De notre correspondante à La Haye,
Les déclarations des nouvelles autorités libyennes suite à l’arrestation de Seïf al-Islam Kadhafi dans le sud de la Libye, le 19 novembre, ressemblait à un camouflet pour la Cour pénale internationale (CPI). Tripoli clamait haut et fort qu’elle jugerait sur ses terres le fils du Guide libyen. Mais si la Libye veut prouver sa crédibilité face à la communauté internationale en respectant ses obligations internationales, elle devra en passer par les juges de la Cour.
Pour Tripoli, la bataille judiciaire s’annonce serrée, même si les nouvelles autorités ont reçu le soutien du procureur de la Cour, qui effectuait sa première visite dans le pays, les 22 et 23 novembre. Luis Moreno Ocampo s’est rendu sur place pour trouver une solution négociée à l’affaire Seïf al-Islam. Il en revient avec un constat : « les autorités libyennes respectent la Cour et la résolution du Conseil de sécurité », a-t-il déclaré au cours d’un entretien téléphonique. Cette résolution, par laquelle le Conseil de sécurité avait saisi la CPI des crimes commis en Libye depuis le 15 février 2011, début de la révolte, oblige les autorités libyennes à coopérer. Elles auraient dû livrer Seïf al-Islam Kadhafi à la Cour, qui a délivré contre lui un mandat d’arrêt pour crimes contre l’humanité en juin dernier, mais le fils du Guide libyen est toujours détenu à Zenten, au sud-ouest de Tripoli.

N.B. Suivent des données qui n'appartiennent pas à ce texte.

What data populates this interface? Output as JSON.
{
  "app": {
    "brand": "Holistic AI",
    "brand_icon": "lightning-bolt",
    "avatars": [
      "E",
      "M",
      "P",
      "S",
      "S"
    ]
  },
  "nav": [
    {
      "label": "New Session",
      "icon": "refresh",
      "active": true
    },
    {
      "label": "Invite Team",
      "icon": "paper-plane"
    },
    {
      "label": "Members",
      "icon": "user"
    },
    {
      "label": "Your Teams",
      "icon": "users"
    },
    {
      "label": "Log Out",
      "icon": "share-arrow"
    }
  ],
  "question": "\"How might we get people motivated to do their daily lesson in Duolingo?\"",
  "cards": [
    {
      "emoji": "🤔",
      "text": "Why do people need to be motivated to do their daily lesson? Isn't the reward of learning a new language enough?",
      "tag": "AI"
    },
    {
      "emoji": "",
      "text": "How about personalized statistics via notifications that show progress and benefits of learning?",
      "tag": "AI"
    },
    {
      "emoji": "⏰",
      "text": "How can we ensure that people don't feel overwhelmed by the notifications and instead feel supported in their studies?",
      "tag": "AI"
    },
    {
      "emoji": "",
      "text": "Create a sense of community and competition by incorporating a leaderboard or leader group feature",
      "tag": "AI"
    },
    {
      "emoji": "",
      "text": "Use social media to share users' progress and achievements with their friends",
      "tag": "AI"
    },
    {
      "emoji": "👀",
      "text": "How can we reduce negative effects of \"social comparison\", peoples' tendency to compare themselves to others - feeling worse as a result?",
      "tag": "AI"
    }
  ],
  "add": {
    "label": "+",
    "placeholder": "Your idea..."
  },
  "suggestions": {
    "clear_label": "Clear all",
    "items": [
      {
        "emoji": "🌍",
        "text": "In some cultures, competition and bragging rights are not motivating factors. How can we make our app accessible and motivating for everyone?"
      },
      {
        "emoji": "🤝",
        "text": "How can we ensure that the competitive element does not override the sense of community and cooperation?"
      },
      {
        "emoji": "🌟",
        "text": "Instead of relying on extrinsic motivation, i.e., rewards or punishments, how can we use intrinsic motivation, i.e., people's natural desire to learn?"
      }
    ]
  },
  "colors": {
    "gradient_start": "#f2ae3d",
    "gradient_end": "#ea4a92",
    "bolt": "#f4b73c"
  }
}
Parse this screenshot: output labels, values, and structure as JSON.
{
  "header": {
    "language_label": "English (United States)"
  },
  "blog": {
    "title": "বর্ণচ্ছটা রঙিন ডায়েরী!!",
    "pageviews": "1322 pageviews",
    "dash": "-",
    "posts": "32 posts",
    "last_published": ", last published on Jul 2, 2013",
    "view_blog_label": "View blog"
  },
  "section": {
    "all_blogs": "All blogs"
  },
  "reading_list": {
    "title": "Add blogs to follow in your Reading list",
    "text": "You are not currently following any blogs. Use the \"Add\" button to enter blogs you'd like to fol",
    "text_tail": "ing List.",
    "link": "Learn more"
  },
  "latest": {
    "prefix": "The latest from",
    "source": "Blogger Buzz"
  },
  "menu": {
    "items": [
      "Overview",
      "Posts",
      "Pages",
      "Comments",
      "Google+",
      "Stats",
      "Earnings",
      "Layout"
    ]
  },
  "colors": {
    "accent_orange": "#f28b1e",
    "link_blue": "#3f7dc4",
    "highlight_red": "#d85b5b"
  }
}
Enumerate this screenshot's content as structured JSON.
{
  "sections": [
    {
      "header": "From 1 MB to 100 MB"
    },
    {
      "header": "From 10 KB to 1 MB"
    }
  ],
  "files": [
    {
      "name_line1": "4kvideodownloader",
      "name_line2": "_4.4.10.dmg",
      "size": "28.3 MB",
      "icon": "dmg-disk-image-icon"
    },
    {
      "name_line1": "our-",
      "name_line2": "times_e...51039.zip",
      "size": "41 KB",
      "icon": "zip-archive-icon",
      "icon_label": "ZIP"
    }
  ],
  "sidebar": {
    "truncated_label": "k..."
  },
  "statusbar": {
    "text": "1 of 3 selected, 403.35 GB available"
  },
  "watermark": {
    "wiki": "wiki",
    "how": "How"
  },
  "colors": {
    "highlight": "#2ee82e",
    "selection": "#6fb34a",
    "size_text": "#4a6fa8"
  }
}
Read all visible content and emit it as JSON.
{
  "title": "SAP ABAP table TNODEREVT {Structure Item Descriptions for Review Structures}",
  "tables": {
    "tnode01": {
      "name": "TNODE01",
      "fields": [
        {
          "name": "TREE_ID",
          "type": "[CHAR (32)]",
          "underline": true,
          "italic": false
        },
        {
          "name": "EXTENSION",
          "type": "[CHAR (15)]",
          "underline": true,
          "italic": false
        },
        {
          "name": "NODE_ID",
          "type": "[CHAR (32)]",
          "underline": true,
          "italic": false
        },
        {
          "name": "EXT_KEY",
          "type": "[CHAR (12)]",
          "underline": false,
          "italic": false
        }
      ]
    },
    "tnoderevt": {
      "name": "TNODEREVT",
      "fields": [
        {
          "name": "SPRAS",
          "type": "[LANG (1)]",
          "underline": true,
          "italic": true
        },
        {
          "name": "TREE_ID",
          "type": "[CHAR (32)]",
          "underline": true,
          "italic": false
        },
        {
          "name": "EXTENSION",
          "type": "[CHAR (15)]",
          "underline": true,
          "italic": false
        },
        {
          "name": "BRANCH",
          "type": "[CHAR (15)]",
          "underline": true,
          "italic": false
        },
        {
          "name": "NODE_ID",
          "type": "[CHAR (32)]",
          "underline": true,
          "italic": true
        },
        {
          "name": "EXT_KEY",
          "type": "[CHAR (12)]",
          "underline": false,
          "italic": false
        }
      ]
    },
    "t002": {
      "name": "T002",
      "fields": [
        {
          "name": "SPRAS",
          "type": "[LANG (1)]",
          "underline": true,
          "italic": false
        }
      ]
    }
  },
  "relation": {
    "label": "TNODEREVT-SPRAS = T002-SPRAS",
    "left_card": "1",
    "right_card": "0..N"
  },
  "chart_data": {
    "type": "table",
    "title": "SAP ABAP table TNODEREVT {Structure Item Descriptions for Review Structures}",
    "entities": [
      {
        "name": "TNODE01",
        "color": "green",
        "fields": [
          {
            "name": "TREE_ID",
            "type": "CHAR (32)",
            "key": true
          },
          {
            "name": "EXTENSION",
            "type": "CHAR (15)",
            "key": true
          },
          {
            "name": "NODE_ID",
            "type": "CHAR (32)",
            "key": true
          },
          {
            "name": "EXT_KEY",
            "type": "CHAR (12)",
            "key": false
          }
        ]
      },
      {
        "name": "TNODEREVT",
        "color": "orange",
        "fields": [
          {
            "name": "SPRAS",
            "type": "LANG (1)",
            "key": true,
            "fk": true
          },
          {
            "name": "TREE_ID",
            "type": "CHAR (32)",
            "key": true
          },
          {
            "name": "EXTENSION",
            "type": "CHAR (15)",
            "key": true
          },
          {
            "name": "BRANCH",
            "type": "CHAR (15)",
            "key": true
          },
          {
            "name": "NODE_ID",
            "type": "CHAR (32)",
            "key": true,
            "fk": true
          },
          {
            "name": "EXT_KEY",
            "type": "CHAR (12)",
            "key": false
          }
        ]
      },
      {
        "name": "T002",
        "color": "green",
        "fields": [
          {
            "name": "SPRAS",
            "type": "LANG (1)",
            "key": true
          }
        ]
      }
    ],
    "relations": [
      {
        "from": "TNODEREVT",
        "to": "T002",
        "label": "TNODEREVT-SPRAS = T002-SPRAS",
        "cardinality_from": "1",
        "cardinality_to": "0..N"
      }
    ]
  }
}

La Libye veut suspendre le mandat d’arrêt
Jeudi, le président du Conseil national de transition (CNT), Moustafa Abdeljalil, a adressé un courrier aux juges de la Cour dans lequel il leur propose de suspendre provisoirement le mandat d’arrêt, le temps de trouver une solution concertée. Le Statut de la Cour prévoit en effet une telle possibilité. Par la suite, les autorités libyennes pourraient demander aux juges de leur remettre le dossier. Pour cela, elles devront prouver qu’elles ont les moyens et la volonté de juger Seïf al-Islam Kadhafi. Plusieurs organisations de défense des droits de l’homme estiment cependant qu’un procès équitable n’est pas envisageable dans la Libye d’aujourd’hui. La peine de mort, prévue par le code pénal libyen, pourrait aussi rendre impossible tout renvoi de l’affaire à la Libye. Tripoli a cependant reçu le soutien du procureur.
Dans un document remis aux juges vendredi, Luis Moreno Ocampo rappelle que la Libye a « primauté », que la Cour intervient en dernier ressort, si un Etat ne peut ou ne veut engager de poursuites. Preuve de sa volonté, estime en substance le procureur, la Libye a déjà ouvert plusieurs enquêtes contre Seïf al-Islam pour détournement de fonds mais aussi pour la répression de la rébellion depuis février dernier.
La CPI pourrait siéger à Tripoli
Au-delà, le procureur tente surtout de convaincre les juges de ne pas fermer la porte aux discussions, et d’organiser une audience pour débattre des différentes options. La Libye a ainsi proposé au procureur de surveiller un éventuel procès à Tripoli, ce que les Britanniques avaient d’ailleurs suggéré. Luis Moreno Ocampo a refusé cette option, qui n’entre pas dans son mandat. Il a en revanche proposé que les juges de la CPI conduisent le procès en Libye, au lieu de La Haye. « Les autorités libyennes n’ont pas exclu cette possibilité », écrit-il dans sa requête aux juges. Elles ne l’ont, à ce jour, ni accepté, ni refusé. La balle est désormais entre les mains des juges de la Cour.